Tekirdağ’ın Marmaraereğlisi ilçesinde yerel saatle 14:55 civarında kaydedilen 5.0 büyüklüğündeki sarsıntı, geniş bir coğrafyada hissedildi. Yerin yalnızca 6.71 kilometre derinliğinde meydana gelen bu deprem, başta İstanbul olmak üzere İzmir, Bursa, Edirne, Balıkesir gibi birçok şehri ve hatta Bulgaristan’ı bile etkiledi.

Bu önemli yer sarsıntısının hemen ardından, deprem bilimcilerden kritik yorumlar geldi. Özellikle tutarlı tahminleriyle tanınan ve öne çıkan Prof. Dr. Şener Üşümezsoy, son olayı analiz ederek kamuoyuna yeni ve önemli bilgiler aktardı.

devamı sonraki sayfada… görsel üzerinden do2’kununuz geçebilirsiniz…
Tekirdağ Sarsıntısı Sonrası İstanbul’da Panik ve Uzmanların Görüşleri
Tekirdağ’da meydana gelen şiddetli yer sarsıntısının ardından İstanbul’da çok sayıda vatandaş büyük bir korku ve panik yaşadı. Geniş bir alandan hissedilen bu deprem sonrasında, deprem uzmanları hemen canlı yayınlara bağlanarak değerlendirmelerde bulundu. Uzmanlara yöneltilen en kritik soru, bu olayın uzun süredir beklenen Büyük İstanbul Depremi’nin bir habercisi olup olmadığıydı.

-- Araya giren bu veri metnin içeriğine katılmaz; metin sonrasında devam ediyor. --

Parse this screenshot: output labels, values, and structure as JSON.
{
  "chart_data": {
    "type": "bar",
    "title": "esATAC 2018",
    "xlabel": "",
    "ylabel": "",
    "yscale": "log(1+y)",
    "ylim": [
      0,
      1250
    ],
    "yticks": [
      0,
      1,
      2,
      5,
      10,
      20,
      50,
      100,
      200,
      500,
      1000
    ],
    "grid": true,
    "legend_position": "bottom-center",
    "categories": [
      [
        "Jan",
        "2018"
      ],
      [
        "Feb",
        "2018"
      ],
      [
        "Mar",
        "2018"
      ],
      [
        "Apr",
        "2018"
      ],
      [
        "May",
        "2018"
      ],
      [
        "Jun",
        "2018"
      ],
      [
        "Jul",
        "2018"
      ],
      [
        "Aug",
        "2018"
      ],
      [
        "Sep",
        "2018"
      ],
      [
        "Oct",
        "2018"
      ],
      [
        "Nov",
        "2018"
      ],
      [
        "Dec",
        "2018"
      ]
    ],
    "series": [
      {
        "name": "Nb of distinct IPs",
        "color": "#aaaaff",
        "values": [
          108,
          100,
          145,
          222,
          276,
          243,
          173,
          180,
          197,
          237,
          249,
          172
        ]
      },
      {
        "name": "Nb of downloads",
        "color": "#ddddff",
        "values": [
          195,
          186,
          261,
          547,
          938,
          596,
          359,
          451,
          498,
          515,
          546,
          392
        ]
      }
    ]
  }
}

Son dönemdeki isabetli tahminleriyle öne çıkan deprem bilimci Prof. Dr. Şener Üşümezsoy ise bu sarsıntıyı 23 Nisan’da öngördüğünü dile getirdi. İşte sarsıntıya ilişkin derlenmiş uzman yorumları:

Prof. Dr. Şükrü Ersoy: “Artçıları Takip Etmek Gerekiyor”
Prof. Dr. Şükrü Ersoy, A Haber canlı yayınında önemli açıklamalarda bulundu:

“Şu an izleme halindeyiz. Bu depremin devamında artçı sarsıntılar olacak mı, olmayacak mı? Bunu gözlemleyeceğiz. Artçıların yaşanması, bölgedeki aktif hareketliliğin bir göstergesidir. Bu artçılar, beklediğimiz büyük depremin fay hattının canlı olduğunu göstermesi açısından mühimdir. Bu büyüklükteki bir depremde ciddi bir hasar beklemiyoruz. İstanbul’un her noktasından hissedilmiş olsa da yıkıcı nitelikte değildir. Bunun ardından 4, 3 ve 2 büyüklüğünde sarsıntılar meydana gelebilir. Bu beklenen bir durumdur.”

Kuzey Anadolu Fayı’nda bir rahatlamaya yol açar mı? sorusuna ise Ersoy net bir cevap verdi:
“Hayır. Böyle bir niteliği yoktur. Gelecekte gerçekleşebilecek büyük depremin birikmiş enerjisini alabilecek bir sarsıntı değildir. Marmara’da beklenen büyük depremin enerjisini bu tür bir depremin alacağını söylemek doğru olmaz.”

Prof. Dr. Şener Üşümezsoy: “Defalarca Uyarmıştım…”

Habertürk canlı yayınında dikkat çekici açıklamalarda bulunan Prof. Dr. Şener Üşümezsoy’un ifadeleri ise şu şekildeydi:

“Deprem, Silivri çukurunun batı kenarında meydana geldi. Kumburgaz’da 6.2 büyüklüğündeki sarsıntı zaten o fayı kırmıştı. Bu olay da, daha önce bahsettiğim gibi, Silivri çukuru içerisinde kırılmamış olan fay hattında gerçekleşti. Tekrar belirtmek isterim; 23 Nisan’da Silivri ile Büyükçekmece arasındaki fay kırılmıştı. Bu son sarsıntı ise Silivri çukuru içerisinde daha batıya uzanan bir fayda oldu; bunu netleştirmek gerekir. Daha önce Silivri çukurunda bir deprem daha beklediğimi söylediğim noktada gerçekleşti. 23 Nisan’da yaşananın ardından, Kumburgaz çukurundan sonra Silivri çukurunda beklediğimiz bu sarsıntının olacağını ben her yerde yüksek sesle (bar bar) dile getirmiştim.”

Uzmanların bu değerlendirmeleri, kamuoyunun hem merakını gidermeye hem de Marmara Denizi’ndeki fay hatlarının hareketliliğine dair farkındalığı artırmaya devam ediyor.